Bank stocks dip as RBI admits to potential balance sheet stress in sector

Topics bank stocks | RBI | Coronavirus

With a 3.6% fall, the Nifty Bank index traded below its 200-day moving average
The Reserve Bank of India (RBI’s) financial stability report (FSR) released last weekend, underlining the potential balance sheet stress for banks amid the Covid-19 crisis, impacted investor sentiment on Monday.

With a 3.6 per cent fall, the Nifty Bank index traded below its 200-day moving average. Not only did it underperform the leading market indices, but was also the biggest loser among sectoral indices. Banking stocks were the key reason for the Sensex falling 0.5 per cent on Monday. Th­o­ugh the asset quality stress was expected, the same being highlighted by the RBI was crucial.

Among other key developments over the weekend, Aditya Puri, managing director of HDFC Bank, selling most of his shares before his retirement in October and ICICI Bank’s June 2020 quarter (Q1) results showing higher moratorium also affected sentiment towards banking stocks.

According to the FSR, under the scenarios ranging from baseline to very severe stress, the banking industry’s non-performing assets (NPA) ratio may go up to 12.5-14.7 per cent in FY21, from 8.5 per cent in FY20.  Banks’ common equity tier-1 (CET-1) capital ratio may decline to 10.7-9.4 per cent, from 11.7 per cent in FY20, because of the economic slowdown led by the Covid-19 pandemic, the report said.
Asset quality uncertainty remains a key challenge not only for banks but also for non-banking financial companies (NBFCs). The regulator published the report on Friday last week after market hours.

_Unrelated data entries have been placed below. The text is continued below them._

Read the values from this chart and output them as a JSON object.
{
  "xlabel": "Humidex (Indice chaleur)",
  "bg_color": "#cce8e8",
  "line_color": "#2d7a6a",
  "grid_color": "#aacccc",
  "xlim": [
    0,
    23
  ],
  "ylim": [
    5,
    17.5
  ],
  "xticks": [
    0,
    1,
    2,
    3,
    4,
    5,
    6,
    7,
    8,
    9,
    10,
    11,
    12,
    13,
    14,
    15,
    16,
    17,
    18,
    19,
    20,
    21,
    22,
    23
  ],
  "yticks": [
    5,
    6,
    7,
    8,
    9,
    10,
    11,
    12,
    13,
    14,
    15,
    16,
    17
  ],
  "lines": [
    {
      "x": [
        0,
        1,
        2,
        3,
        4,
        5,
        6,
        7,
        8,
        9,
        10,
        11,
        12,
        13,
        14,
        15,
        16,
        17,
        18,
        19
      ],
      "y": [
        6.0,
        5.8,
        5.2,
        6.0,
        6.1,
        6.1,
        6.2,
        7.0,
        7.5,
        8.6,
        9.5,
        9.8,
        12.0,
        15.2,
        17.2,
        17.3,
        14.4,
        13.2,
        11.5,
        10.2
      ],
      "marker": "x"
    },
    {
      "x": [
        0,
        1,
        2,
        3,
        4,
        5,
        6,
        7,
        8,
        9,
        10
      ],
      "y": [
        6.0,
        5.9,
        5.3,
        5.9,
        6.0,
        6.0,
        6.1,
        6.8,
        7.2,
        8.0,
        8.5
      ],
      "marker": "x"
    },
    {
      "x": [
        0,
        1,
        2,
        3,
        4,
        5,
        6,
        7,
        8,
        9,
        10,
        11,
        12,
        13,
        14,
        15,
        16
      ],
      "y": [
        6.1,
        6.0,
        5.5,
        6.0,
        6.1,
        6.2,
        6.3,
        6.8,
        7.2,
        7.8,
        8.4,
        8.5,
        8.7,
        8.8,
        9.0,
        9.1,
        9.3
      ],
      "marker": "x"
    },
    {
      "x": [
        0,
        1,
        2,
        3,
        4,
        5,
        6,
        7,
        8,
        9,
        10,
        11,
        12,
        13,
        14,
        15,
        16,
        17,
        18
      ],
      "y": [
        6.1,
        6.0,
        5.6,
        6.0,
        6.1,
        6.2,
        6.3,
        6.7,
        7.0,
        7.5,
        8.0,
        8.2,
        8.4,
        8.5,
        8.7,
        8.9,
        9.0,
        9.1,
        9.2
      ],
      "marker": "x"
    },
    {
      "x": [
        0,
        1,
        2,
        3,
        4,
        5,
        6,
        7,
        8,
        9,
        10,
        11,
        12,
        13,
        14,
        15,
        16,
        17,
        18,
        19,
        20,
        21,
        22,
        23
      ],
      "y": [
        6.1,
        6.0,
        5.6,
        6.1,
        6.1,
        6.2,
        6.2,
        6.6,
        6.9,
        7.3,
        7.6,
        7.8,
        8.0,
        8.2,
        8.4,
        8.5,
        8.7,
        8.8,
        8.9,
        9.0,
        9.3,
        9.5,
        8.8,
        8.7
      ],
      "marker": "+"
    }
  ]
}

Prakash Agarwal, head-financial sector ratings at India Ratings, said: “The RBI’s bad loan indications are in-line with our NPA estimates of around 5.5 per cent incremental NPAs in FY21 due to the pandemic.” Though the moratorium from March to August has masked banks’ overall slippages, the actual asset quality will be known from September onwards, especially in the December and March quarters, he added.

 

 
According to the FSR, almost half the system’s (NBFCs and banks) loans had availed the moratorium as of April 2020. Though the recent moratorium data, after June 2020 quarter results, from banks and NBFCs shows easing of the moratorium book, it offers little comfort. 

Mona Khetan, analyst at Dolat Capital, said: “Lower moratorium does not necessarily mean banks’ or lenders’ portfolio stress has come down to some extent.” In fact, according to Kotak Institutional Equity, “It would be imperative to highlight that the definition of loans under moratorium is non-standardised across the industry.” This further supports the point of lack of clarity of asset quality stress.

Stress is expected to be higher from sectors, such as tourism and hospitality, construction, and real estate — the three sectors identified as the worst-hit by the pandemic. 
Notably, 60-65 per cent of loans to MSMEs struggling under the current situation were under the moratorium, as of April 2020. However, Khetan said: “Though specific sectoral concentrations (MSME, commercial vehicles, real estate) would impact asset quality, underlying risk management practices would hold a higher relevance in tiding through the current situation.” Thus, FY21 would show the robustness of the risk management system.

Agrawal said while there are near-term challenges, “we believe banks have satisfactory solvency position”. Some experts see a pick-up in credit growth. According to Dhananjay Sinha, director and head of institutional research at Systematix group, “Some indicators, such as currency holding, rising power consumption, and government spending do suggest that credit growth will pick up hereon.” 

Investors have been advised to stick to quality and top names. Some experts hinted that from a medium-term perspective, some banks are available with attractive valuations. HDFC Bank and ICICI Bank are some analysts’ top picks in the banking space.